O discurso palaciano encontrou suporte no próprio PMDB, que, minutos depois da entrevista do presidente da Câmara, divulgou nota rechaçando que a posição de Cunha fosse a mesma da legenda. “A manifestação de hoje (ontem) do presidente da Câmara dos Deputados, Eduardo Cunha, é a expressão de uma posição pessoal, que se respeita pela tradição democrática do PMDB”, diz texto. “Entretanto, a presidência do PMDB esclarece que toda e qualquer decisão partidária só pode ser tomada após consulta às instâncias decisórias do partido: comissão executiva nacional, conselho político e diretório nacional.” Ainda ontem, a bancada da sigla na Câmara informou que vai pedir uma reunião para definir a posição da legenda na Casa tão logo termine o recesso parlamentar, no fim do mês.

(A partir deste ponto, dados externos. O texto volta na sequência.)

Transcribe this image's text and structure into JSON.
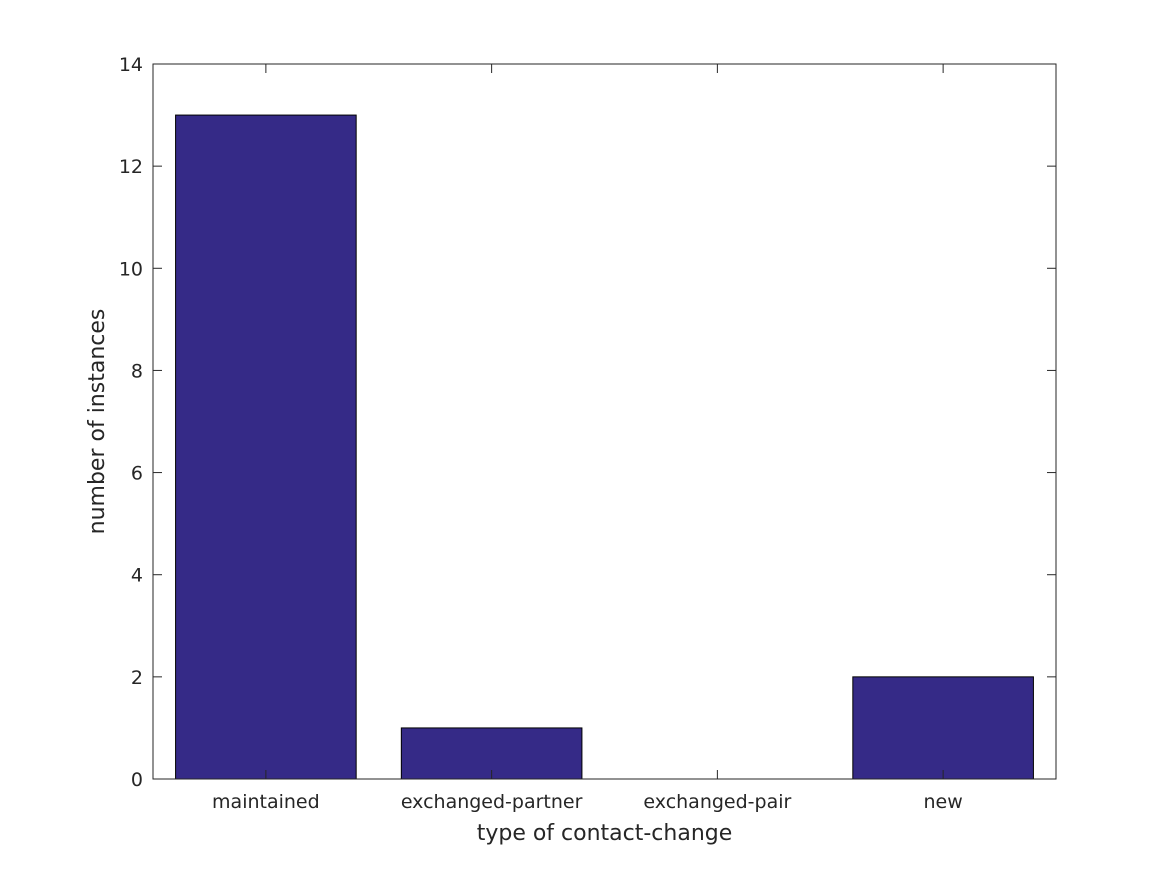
{
  "chart_data": {
    "type": "bar",
    "categories": [
      "maintained",
      "exchanged-partner",
      "exchanged-pair",
      "new"
    ],
    "values": [
      13,
      1,
      0,
      2
    ],
    "title": "",
    "xlabel": "type of contact-change",
    "ylabel": "number of instances",
    "ylim": [
      0,
      14
    ],
    "yticks": [
      0,
      2,
      4,
      6,
      8,
      10,
      12,
      14
    ],
    "grid": false,
    "legend": "none",
    "colors": {
      "bar_fill": "#352a87",
      "bar_edge": "#000000",
      "axis": "#262626",
      "background": "#ffffff"
    }
  }
}
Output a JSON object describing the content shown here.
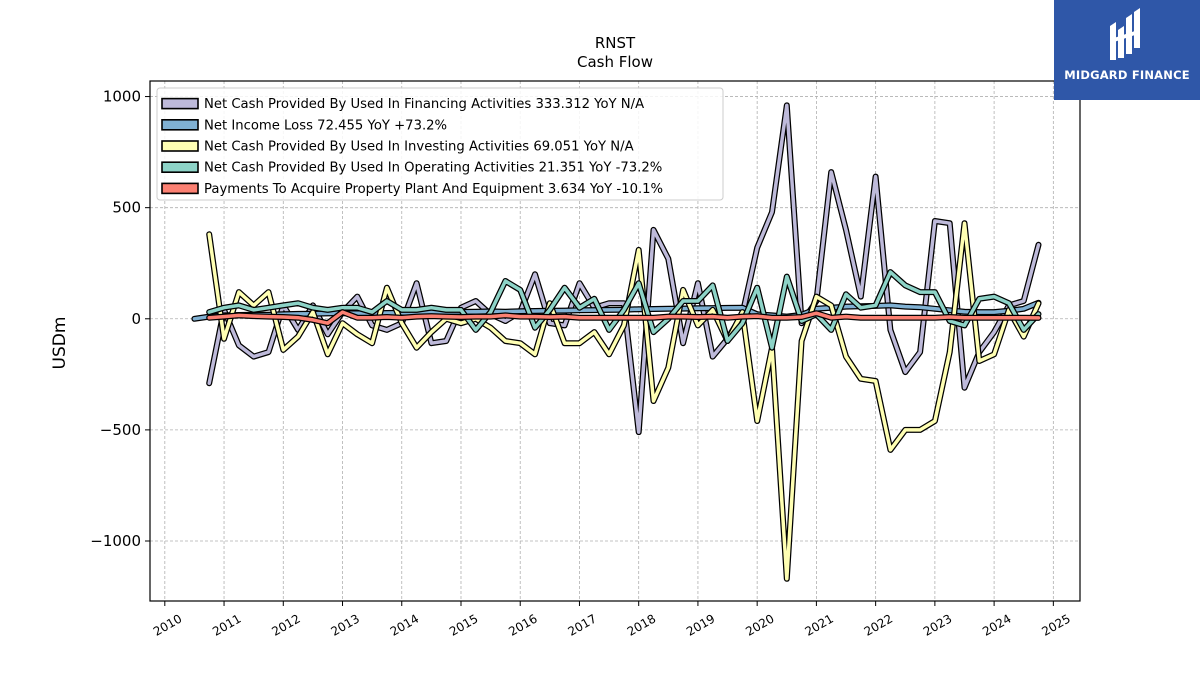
{
  "chart_data": {
    "type": "line",
    "title": "RNST",
    "subtitle": "Cash Flow",
    "xlabel": "",
    "ylabel": "USDm",
    "xlim": [
      2009.75,
      2025.45
    ],
    "ylim": [
      -1270,
      1070
    ],
    "x_ticks": [
      "2010",
      "2011",
      "2012",
      "2013",
      "2014",
      "2015",
      "2016",
      "2017",
      "2018",
      "2019",
      "2020",
      "2021",
      "2022",
      "2023",
      "2024",
      "2025"
    ],
    "y_ticks": [
      -1000,
      -500,
      0,
      500,
      1000
    ],
    "y_tick_labels": [
      "−1000",
      "−500",
      "0",
      "500",
      "1000"
    ],
    "grid": true,
    "legend_position": "top-left",
    "series": [
      {
        "name": "Net Cash Provided By Used In Financing Activities",
        "legend_label": "Net Cash Provided By Used In Financing Activities  333.312 YoY N/A",
        "color": "#bebada",
        "x": [
          2010.75,
          2011.0,
          2011.25,
          2011.5,
          2011.75,
          2012.0,
          2012.25,
          2012.5,
          2012.75,
          2013.0,
          2013.25,
          2013.5,
          2013.75,
          2014.0,
          2014.25,
          2014.5,
          2014.75,
          2015.0,
          2015.25,
          2015.5,
          2015.75,
          2016.0,
          2016.25,
          2016.5,
          2016.75,
          2017.0,
          2017.25,
          2017.5,
          2017.75,
          2018.0,
          2018.25,
          2018.5,
          2018.75,
          2019.0,
          2019.25,
          2019.5,
          2019.75,
          2020.0,
          2020.25,
          2020.5,
          2020.75,
          2021.0,
          2021.25,
          2021.5,
          2021.75,
          2022.0,
          2022.25,
          2022.5,
          2022.75,
          2023.0,
          2023.25,
          2023.5,
          2023.75,
          2024.0,
          2024.25,
          2024.5,
          2024.75
        ],
        "values": [
          -290,
          40,
          -120,
          -170,
          -150,
          60,
          -50,
          60,
          -70,
          30,
          100,
          -30,
          -50,
          -20,
          160,
          -110,
          -100,
          50,
          80,
          20,
          -10,
          30,
          200,
          -20,
          -30,
          160,
          50,
          70,
          70,
          -510,
          400,
          270,
          -110,
          160,
          -170,
          -90,
          20,
          320,
          480,
          960,
          -20,
          80,
          660,
          400,
          100,
          640,
          -50,
          -240,
          -150,
          440,
          430,
          -310,
          -150,
          -60,
          60,
          80,
          333
        ]
      },
      {
        "name": "Net Income Loss",
        "legend_label": "Net Income Loss  72.455 YoY +73.2%",
        "color": "#80b1d3",
        "x": [
          2010.5,
          2010.75,
          2011.0,
          2011.25,
          2011.5,
          2011.75,
          2012.0,
          2012.25,
          2012.5,
          2012.75,
          2013.0,
          2013.25,
          2013.5,
          2013.75,
          2014.0,
          2014.25,
          2014.5,
          2014.75,
          2015.0,
          2015.25,
          2015.5,
          2015.75,
          2016.0,
          2016.25,
          2016.5,
          2016.75,
          2017.0,
          2017.25,
          2017.5,
          2017.75,
          2018.0,
          2018.25,
          2018.5,
          2018.75,
          2019.0,
          2019.25,
          2019.5,
          2019.75,
          2020.0,
          2020.25,
          2020.5,
          2020.75,
          2021.0,
          2021.25,
          2021.5,
          2021.75,
          2022.0,
          2022.25,
          2022.5,
          2022.75,
          2023.0,
          2023.25,
          2023.5,
          2023.75,
          2024.0,
          2024.25,
          2024.5,
          2024.75
        ],
        "values": [
          0,
          10,
          15,
          17,
          18,
          18,
          20,
          22,
          23,
          24,
          25,
          25,
          24,
          26,
          27,
          28,
          29,
          30,
          31,
          32,
          33,
          32,
          34,
          35,
          36,
          37,
          38,
          39,
          40,
          41,
          43,
          44,
          45,
          46,
          47,
          48,
          49,
          50,
          20,
          15,
          10,
          18,
          45,
          50,
          55,
          56,
          58,
          60,
          55,
          52,
          45,
          38,
          32,
          30,
          30,
          36,
          45,
          72
        ]
      },
      {
        "name": "Net Cash Provided By Used In Investing Activities",
        "legend_label": "Net Cash Provided By Used In Investing Activities  69.051 YoY N/A",
        "color": "#ffffb3",
        "x": [
          2010.75,
          2011.0,
          2011.25,
          2011.5,
          2011.75,
          2012.0,
          2012.25,
          2012.5,
          2012.75,
          2013.0,
          2013.25,
          2013.5,
          2013.75,
          2014.0,
          2014.25,
          2014.5,
          2014.75,
          2015.0,
          2015.25,
          2015.5,
          2015.75,
          2016.0,
          2016.25,
          2016.5,
          2016.75,
          2017.0,
          2017.25,
          2017.5,
          2017.75,
          2018.0,
          2018.25,
          2018.5,
          2018.75,
          2019.0,
          2019.25,
          2019.5,
          2019.75,
          2020.0,
          2020.25,
          2020.5,
          2020.75,
          2021.0,
          2021.25,
          2021.5,
          2021.75,
          2022.0,
          2022.25,
          2022.5,
          2022.75,
          2023.0,
          2023.25,
          2023.5,
          2023.75,
          2024.0,
          2024.25,
          2024.5,
          2024.75
        ],
        "values": [
          380,
          -90,
          120,
          60,
          120,
          -140,
          -80,
          30,
          -160,
          -20,
          -70,
          -110,
          140,
          -20,
          -130,
          -60,
          0,
          -20,
          0,
          -40,
          -100,
          -110,
          -160,
          70,
          -110,
          -110,
          -60,
          -160,
          -30,
          310,
          -370,
          -220,
          130,
          -30,
          40,
          -100,
          30,
          -460,
          -130,
          -1170,
          -100,
          100,
          60,
          -170,
          -270,
          -280,
          -590,
          -500,
          -500,
          -460,
          -150,
          430,
          -190,
          -160,
          40,
          -80,
          69
        ]
      },
      {
        "name": "Net Cash Provided By Used In Operating Activities",
        "legend_label": "Net Cash Provided By Used In Operating Activities  21.351 YoY -73.2%",
        "color": "#8dd3c7",
        "x": [
          2010.75,
          2011.0,
          2011.25,
          2011.5,
          2011.75,
          2012.0,
          2012.25,
          2012.5,
          2012.75,
          2013.0,
          2013.25,
          2013.5,
          2013.75,
          2014.0,
          2014.25,
          2014.5,
          2014.75,
          2015.0,
          2015.25,
          2015.5,
          2015.75,
          2016.0,
          2016.25,
          2016.5,
          2016.75,
          2017.0,
          2017.25,
          2017.5,
          2017.75,
          2018.0,
          2018.25,
          2018.5,
          2018.75,
          2019.0,
          2019.25,
          2019.5,
          2019.75,
          2020.0,
          2020.25,
          2020.5,
          2020.75,
          2021.0,
          2021.25,
          2021.5,
          2021.75,
          2022.0,
          2022.25,
          2022.5,
          2022.75,
          2023.0,
          2023.25,
          2023.5,
          2023.75,
          2024.0,
          2024.25,
          2024.5,
          2024.75
        ],
        "values": [
          30,
          50,
          60,
          40,
          50,
          60,
          70,
          50,
          40,
          50,
          50,
          30,
          80,
          40,
          40,
          50,
          40,
          40,
          -50,
          30,
          170,
          130,
          -40,
          40,
          140,
          50,
          90,
          -50,
          40,
          160,
          -60,
          0,
          80,
          80,
          150,
          -100,
          -20,
          140,
          -130,
          190,
          -10,
          20,
          -50,
          110,
          50,
          60,
          210,
          150,
          120,
          120,
          -10,
          -30,
          90,
          100,
          70,
          -50,
          21
        ]
      },
      {
        "name": "Payments To Acquire Property Plant And Equipment",
        "legend_label": "Payments To Acquire Property Plant And Equipment  3.634 YoY -10.1%",
        "color": "#fb8072",
        "x": [
          2010.75,
          2011.0,
          2011.25,
          2011.5,
          2011.75,
          2012.0,
          2012.25,
          2012.5,
          2012.75,
          2013.0,
          2013.25,
          2013.5,
          2013.75,
          2014.0,
          2014.25,
          2014.5,
          2014.75,
          2015.0,
          2015.25,
          2015.5,
          2015.75,
          2016.0,
          2016.25,
          2016.5,
          2016.75,
          2017.0,
          2017.25,
          2017.5,
          2017.75,
          2018.0,
          2018.25,
          2018.5,
          2018.75,
          2019.0,
          2019.25,
          2019.5,
          2019.75,
          2020.0,
          2020.25,
          2020.5,
          2020.75,
          2021.0,
          2021.25,
          2021.5,
          2021.75,
          2022.0,
          2022.25,
          2022.5,
          2022.75,
          2023.0,
          2023.25,
          2023.5,
          2023.75,
          2024.0,
          2024.25,
          2024.5,
          2024.75
        ],
        "values": [
          5,
          10,
          15,
          12,
          10,
          8,
          5,
          -5,
          -20,
          30,
          5,
          5,
          8,
          5,
          10,
          12,
          10,
          8,
          10,
          10,
          15,
          10,
          10,
          8,
          10,
          5,
          5,
          5,
          5,
          5,
          5,
          10,
          10,
          8,
          10,
          5,
          10,
          12,
          5,
          5,
          8,
          25,
          5,
          10,
          5,
          5,
          5,
          5,
          5,
          5,
          8,
          5,
          5,
          5,
          5,
          5,
          4
        ]
      }
    ]
  },
  "branding": {
    "name": "MIDGARD FINANCE",
    "background": "#2f57a8"
  }
}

À noite, os nove governadores do Nordeste divulgaram, em Teresina (PI), manifesto que rejeitam pedidos de impeachment contra à presidente.

‘DONO DO PAÍS’ Também citado pelo peemedebista, o juiz Sérgio Moro rebateu as acusações de Cunha de ter levado “o STF para Curitiba” e de “pensar ser o dono do país”. Segundo o presidente da Câmara, “juiz de primeiro grau não poderia ter conduzido depoimentos daquela maneira. Ele violou o procedimento de foro privilegiado, ao qual eu tenho acesso”. “A 13ªVara de Curitiba conduz ações penais contra acusados sem foro privilegiado em investigações e processos desmembrados pelo Supremo Tribunal Federal. Não cabe ao juízo silenciar testemunhas ou acusados na condução do processo”, afirmou Moro, em resposta.

Tuitaço e panelaço

No dia em que anunciou o rompimento com o governo de Dilma Rousseff, o presidente da Câmara, Eduardo Cunha (PMDB-RJ), foi alvo de um tuitaço. À noite, Cunha fez um pronunciamento de cinco minutos em cadeia de rádio e tevê, quando houve panelaços e apitaços isolados em pelo menos quatro capitais, incluindo Belo Horizonte. Na declaração, fez um balanço da gestão à frente da Casa.
Após anunciar o rompimento com o Planalto, pela manhã, a hashtag #CunhaNaCadeia entrou no Trending Topics (assuntos mais comentados) mundial. No início da noite, a expressão figurava no segundo lugar na lista. No Brasil, a hashtag ocupou o topo do ranking. A maioria dos comentários criticava a conduta de Cunha à frente da Câmara e relacionava o nome dele à Lava-Jato.